The AFL-CIO and other unions are doing everything to prevent a strike by 150,000 healthcare and supermarket workers, along with another 150,000 GM, Ford and Fiat Chrysler workers whose contracts expire in mid-September. Tied to the Democratic Party and the defense of American capitalism, the unions have sought to suppress every expression of resistance of the working class in order to keep wage increases at or below the rate of inflation and continue the expansion of the stock market bubble.
The AFL-CIO is particularly concerned that a strike would quickly evolve into a political confrontation between the working class and California Governor Gavin Newsom, Washington Governor Jay Inslee and other Democrats who are posturing as supposed friends of workers for the 2020 presidential elections.
The union executives whose salaries put them in the top five percent of income earners or higher live in a different universe than healthcare and supermarket workers who are barely scraping by in cities that have some of the highest cost of living in the US. UFCW International President Anthony Perrone, for example, pocketed $341,398 in salary and union disbursements last year, nearly 20 times what a “courtesy associate” makes at a Vons supermarket in southern California.
In the first six months of the year, there have been 15 major work stoppages in the US, compared to 20 all last year, with teachers and healthcare workers leading the fight against years of stagnant and declining real wages.

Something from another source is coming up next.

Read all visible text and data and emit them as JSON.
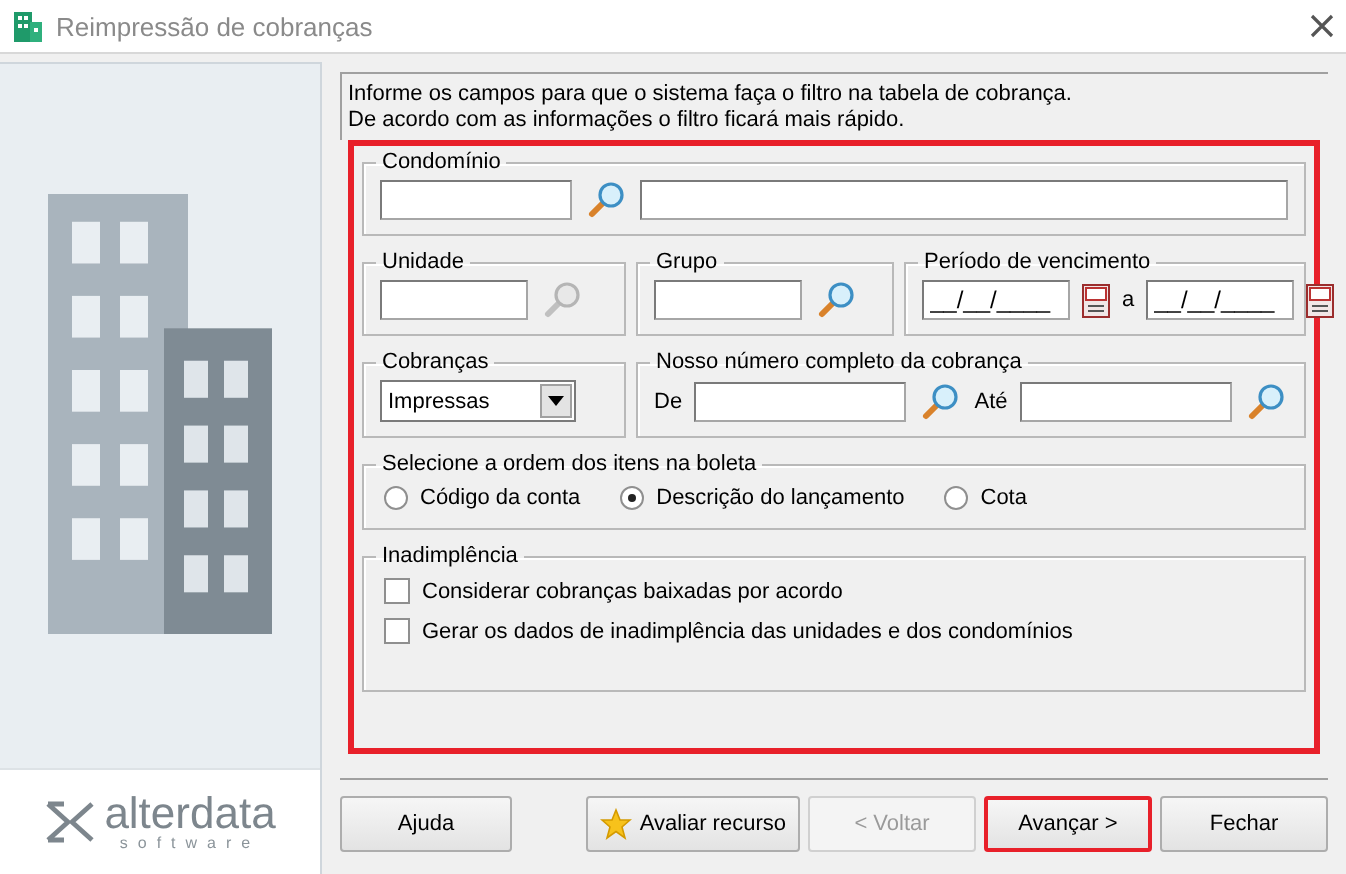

This is part of a resurgence of the class struggle internationally against austerity and social inequality.
In this fight, workers are increasingly coming into conflict with unions. That is why Kaiser Permanente and supermarket workers must take these struggles out of the hands of the trade unions by forming rank-and-file committees to prepare a nationwide strike. At the same time these committees must reach out to workers and youth in their communities and link up their struggles with the autoworkers and other workers across the US and Puerto Rico, in Mexico and around the world.